La crisi è economica, politica, umana. Ed una musica la racconta; è una musica antica, nata per raccontare altre crisi, lontani dolori, sofferenze nascoste, l’esilio da Smirne per sfuggire ai turchi nel ’22, ma anche l’emarginazione, la rabbia e la protesta. E’ attuale il rebetiko, dal turco rebet uguale ribellione, il blues ellenico, ripreso oggi, in Grecia.
Ce lo presenta in un viaggio attraverso osterie e taverne, piazze, angiporti, vicoli deserti e decadenti, il film-documentario “Indebito”, di Andrea Segre e Vinicio Capossela, regista degli ultimi il primo, cantore e “pittore” delicato dell’affresco dei sentimenti il secondo. Dopo il successo riscosso al festival di Locarno e in alcune città italiane, il film è approdato nei giorni scorsi a Catania, al cinema King, gremito di giovani e non solo.
Indebito come in/debito, perché la Grecia è un paese in debito con L’Europa ma anche indebito, una parola sola, perché i testi cantati e la musica suonata dai rebetes -così si chiamano i musicisti del Rebetiko- è anticonvenzionale, inopportuna, sconveniente, illecita e abusiva, non autorizzata, ribelle insomma. Sullo sfondo il Partenone e le altre rovine a ricordare un’epoca in cui la Grecia non solo non era in debito con il mondo ma ne era egemone.
Spiega Vinicio Capossela: “Se l’uomo capisse che si vive soltanto una volta e mai più, se la gente si rendesse conto di questo, probabilmente non sarebbe disposta a passare la vita come la passa. Allora questa musica è rivoltosa perché accende in noi la consapevolezza che ogni attimo è eterno perché è l’ultimo ed è quello che ci invidiano gli dei”.

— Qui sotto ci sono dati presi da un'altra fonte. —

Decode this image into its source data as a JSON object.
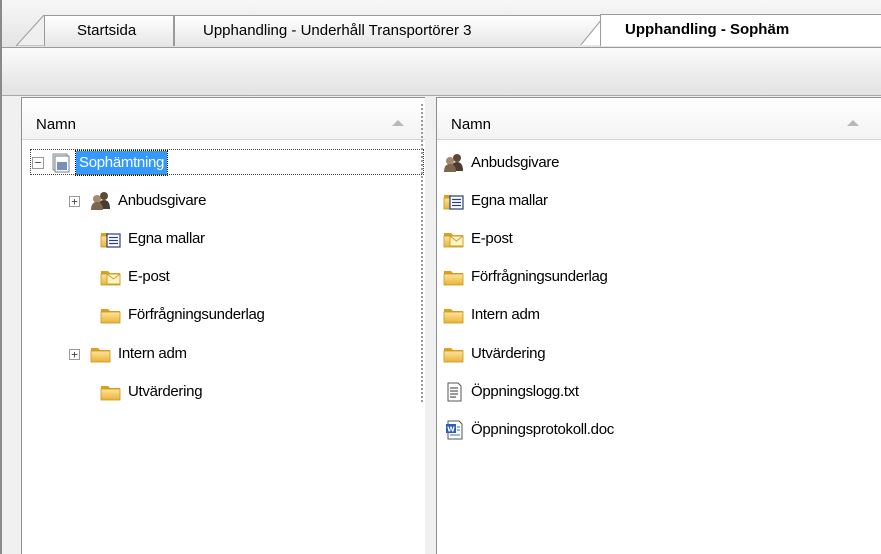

“La crisi di oggi prima che economica è identitaria – dice Andrea Segre -
È separazione, disorientamento. Le culture europee sono state svendute all’omologazione del consumo e alla corsa alla ricchezza….”
Così, dice il regista, si vive “in debito d’aria, di senso, di prospettiva”.
I rebetes vanno per locande e porti, a Salonicco o ad Atene, e incrociano Vinicio Capossela musicista e viandante, viaggiatore attento e non turista, che annota, puntuale, pensieri ed emozioni sul suo block notes.
«Povertà, anche se possiedi delle vittime, nascondi anime con emozioni» dice Vasilis Tsitsanis ne “Gli stracci della povertà”.
I rebetico cantano anche l’amore, anzi la sofferenza d’amore. «I tuoi occhi gelosi mi hanno fatto impazzire/Non ho dato importanza ai lussi, e sono diventato il loro schiavo/Appassisco, mi sciolgo come una candela/Mi stai tormentando/
Perché non mi ami?/Ti guardo, ti adoro/ Non volermi male perché impazzirò».
Preso di mira naturalmente il potere forte, cieco e cattivo: «Quelli che dventeranno primi ministri, moriranno tutti/Il popolo gli corre dietro, per tutte le “belle” cose che fanno./ Mi candido per diventare primo ministro/ per stare seduto, pigramente,/ per mangiare e per bere».
Anche le immagini girate come sono con tre camere a mano che le rendono poco ferme, sono instabili, sembrano subire le emozioni ed essere investite anch’esse dalla crisi. Una crisi che non è solo greca. Inutile prendere le distanze da una realtà che è anche la nostra.
“Siamo tutti greci” , dice Capossela richiamando alla mente la frase kennediana. “Così la Grecia diventa l’Europa, – ribadisce Segre- la sua crisi è la nostra e il rebetiko il canto vivo di un’indebita e disperata speranza”.